In the instant case, the Respondent claimed the relief from 1.1.1986 by filing a petition on 11.11.2005 but the High Court for some unexplained reason granted the relief w.e.f. 1.6.1984, though even the Notification dated 6.10.1989 makes it applicable w.e.f. 1.1.1986. 54. This Court has consistently rejected the contention that a petition should be considered ignoring the delay and laches in case the petitioner approaches the Court after coming to know of the relief granted by the Court in a similar case as the same cannot furnish a proper explanation for delay and laches.

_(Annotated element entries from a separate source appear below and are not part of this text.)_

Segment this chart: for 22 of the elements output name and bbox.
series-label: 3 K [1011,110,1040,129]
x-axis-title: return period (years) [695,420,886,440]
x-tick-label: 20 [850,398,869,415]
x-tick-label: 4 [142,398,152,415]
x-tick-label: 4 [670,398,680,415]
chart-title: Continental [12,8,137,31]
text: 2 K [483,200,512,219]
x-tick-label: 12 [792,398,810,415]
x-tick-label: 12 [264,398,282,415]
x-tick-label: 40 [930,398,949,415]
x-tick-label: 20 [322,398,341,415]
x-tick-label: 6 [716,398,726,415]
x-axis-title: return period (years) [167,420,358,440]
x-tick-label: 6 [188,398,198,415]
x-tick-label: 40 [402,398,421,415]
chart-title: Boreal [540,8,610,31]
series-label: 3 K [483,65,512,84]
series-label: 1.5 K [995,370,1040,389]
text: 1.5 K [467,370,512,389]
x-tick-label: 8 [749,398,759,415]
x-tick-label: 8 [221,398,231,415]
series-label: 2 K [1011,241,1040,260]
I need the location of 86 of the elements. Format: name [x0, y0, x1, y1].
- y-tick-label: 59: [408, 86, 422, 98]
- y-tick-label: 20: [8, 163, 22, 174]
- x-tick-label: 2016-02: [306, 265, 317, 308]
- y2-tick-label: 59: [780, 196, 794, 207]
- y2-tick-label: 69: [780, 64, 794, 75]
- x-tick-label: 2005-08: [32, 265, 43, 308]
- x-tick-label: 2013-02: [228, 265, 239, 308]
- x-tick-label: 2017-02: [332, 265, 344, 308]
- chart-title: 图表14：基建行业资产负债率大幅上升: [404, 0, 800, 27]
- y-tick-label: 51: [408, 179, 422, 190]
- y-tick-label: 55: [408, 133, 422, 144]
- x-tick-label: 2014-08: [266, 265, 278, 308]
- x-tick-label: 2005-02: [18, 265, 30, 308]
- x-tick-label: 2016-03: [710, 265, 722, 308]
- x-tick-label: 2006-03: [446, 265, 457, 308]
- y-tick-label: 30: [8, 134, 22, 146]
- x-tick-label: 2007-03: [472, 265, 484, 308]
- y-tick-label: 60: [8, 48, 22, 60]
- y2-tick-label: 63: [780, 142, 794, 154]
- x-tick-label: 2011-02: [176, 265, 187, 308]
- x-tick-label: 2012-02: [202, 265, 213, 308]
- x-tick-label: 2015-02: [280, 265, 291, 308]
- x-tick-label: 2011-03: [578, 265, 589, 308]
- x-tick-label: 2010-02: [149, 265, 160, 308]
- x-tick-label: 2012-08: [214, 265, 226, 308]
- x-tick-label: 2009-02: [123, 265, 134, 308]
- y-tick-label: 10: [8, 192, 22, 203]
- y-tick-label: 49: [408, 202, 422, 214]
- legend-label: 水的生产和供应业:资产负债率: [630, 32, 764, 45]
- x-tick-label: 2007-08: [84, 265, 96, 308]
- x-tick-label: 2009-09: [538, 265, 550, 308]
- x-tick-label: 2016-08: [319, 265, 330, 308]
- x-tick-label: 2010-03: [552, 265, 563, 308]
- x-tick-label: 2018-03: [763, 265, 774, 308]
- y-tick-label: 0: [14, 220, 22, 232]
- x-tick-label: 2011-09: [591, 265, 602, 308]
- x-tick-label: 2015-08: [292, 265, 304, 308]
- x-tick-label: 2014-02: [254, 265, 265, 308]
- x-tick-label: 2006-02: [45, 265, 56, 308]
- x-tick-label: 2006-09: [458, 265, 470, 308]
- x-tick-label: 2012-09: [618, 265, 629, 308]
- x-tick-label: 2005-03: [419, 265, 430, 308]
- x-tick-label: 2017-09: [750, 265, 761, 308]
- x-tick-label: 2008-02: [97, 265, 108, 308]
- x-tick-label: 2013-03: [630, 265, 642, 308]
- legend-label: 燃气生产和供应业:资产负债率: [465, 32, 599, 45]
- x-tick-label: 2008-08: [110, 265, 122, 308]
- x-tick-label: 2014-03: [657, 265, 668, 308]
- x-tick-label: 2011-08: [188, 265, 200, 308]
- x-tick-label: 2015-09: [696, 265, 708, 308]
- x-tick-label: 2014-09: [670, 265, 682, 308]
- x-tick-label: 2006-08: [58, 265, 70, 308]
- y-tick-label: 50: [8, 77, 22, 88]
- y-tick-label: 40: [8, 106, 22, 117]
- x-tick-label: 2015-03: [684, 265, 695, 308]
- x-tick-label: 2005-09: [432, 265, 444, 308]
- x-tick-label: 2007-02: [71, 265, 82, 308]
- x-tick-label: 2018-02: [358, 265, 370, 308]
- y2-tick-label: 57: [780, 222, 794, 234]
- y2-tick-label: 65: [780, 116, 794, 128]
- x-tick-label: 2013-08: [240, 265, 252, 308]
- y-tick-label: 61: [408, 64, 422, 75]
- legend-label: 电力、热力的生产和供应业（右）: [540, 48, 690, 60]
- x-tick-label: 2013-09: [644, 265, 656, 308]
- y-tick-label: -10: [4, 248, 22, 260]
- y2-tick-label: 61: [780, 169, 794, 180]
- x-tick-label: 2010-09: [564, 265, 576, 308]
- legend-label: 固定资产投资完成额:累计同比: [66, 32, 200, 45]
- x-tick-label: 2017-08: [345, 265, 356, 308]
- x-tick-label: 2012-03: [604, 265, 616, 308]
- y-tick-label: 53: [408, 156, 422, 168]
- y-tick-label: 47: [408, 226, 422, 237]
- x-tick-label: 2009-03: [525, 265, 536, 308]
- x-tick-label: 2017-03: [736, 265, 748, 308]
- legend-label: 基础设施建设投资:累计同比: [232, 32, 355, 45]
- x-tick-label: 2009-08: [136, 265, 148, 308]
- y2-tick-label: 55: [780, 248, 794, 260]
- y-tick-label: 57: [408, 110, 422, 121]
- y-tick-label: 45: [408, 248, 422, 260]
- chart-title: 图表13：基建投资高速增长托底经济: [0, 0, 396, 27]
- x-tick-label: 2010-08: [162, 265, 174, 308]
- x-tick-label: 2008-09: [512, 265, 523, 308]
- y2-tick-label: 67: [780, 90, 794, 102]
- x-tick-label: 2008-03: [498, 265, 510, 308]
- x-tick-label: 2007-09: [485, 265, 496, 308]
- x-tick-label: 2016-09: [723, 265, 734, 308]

A litigant cannot wake up from deep slumber and claim impetus from the judgment in cases where some diligent person had approached the Court within a reasonable time.” 9. It is also seen that the petitioner at the very best by a representation firstly made only in the year 2002 (in view of the letter dated 17/23.10.2002 of the respondent no. 2/school to the respondent no. 3/DOE) seeks to challenge the finality of the terms of her appointment way back on 16.7.1987. By a representation of the year 2002, and assuming which extends the cause of action till the same was rejected by the respondent no. 3/DOE vide letter dated 21.8.2009, petitioner cannot be allowed to challenge in the year 2002 a decision taken around 15 years back on 16.7.1987 of granting a particular pay scale to the petitioner of Rs.1200-30-1560/-. 10. Hence the writ petition is liable to be and is accordingly dismissed by applying the principles of the Limitation Act and the doctrine of delay and laches in view of the ratio of the judgment of the Supreme Court in the case of Mamata Mohanty (supra). The writ petition is also liable to be and is accordingly dismissed by applying the doctrine of estoppel against the petitioner inasmuch as petitioner acted upon and took benefit of her appointment to the respondent no. 2/school in terms of the letter of appointment dated 16.7.1987 and petitioner cannot now question the terms of appointment and the pay scale granted by the letter of 16.7.1987 by claiming that petitioner in fact should be allowed a higher pay scale on account of earlier years of service from 18.7.1980 to 15.7.1987. 11. In view of the above discussion, the writ petition will stand dismissed, leaving the parties to bear their own costs.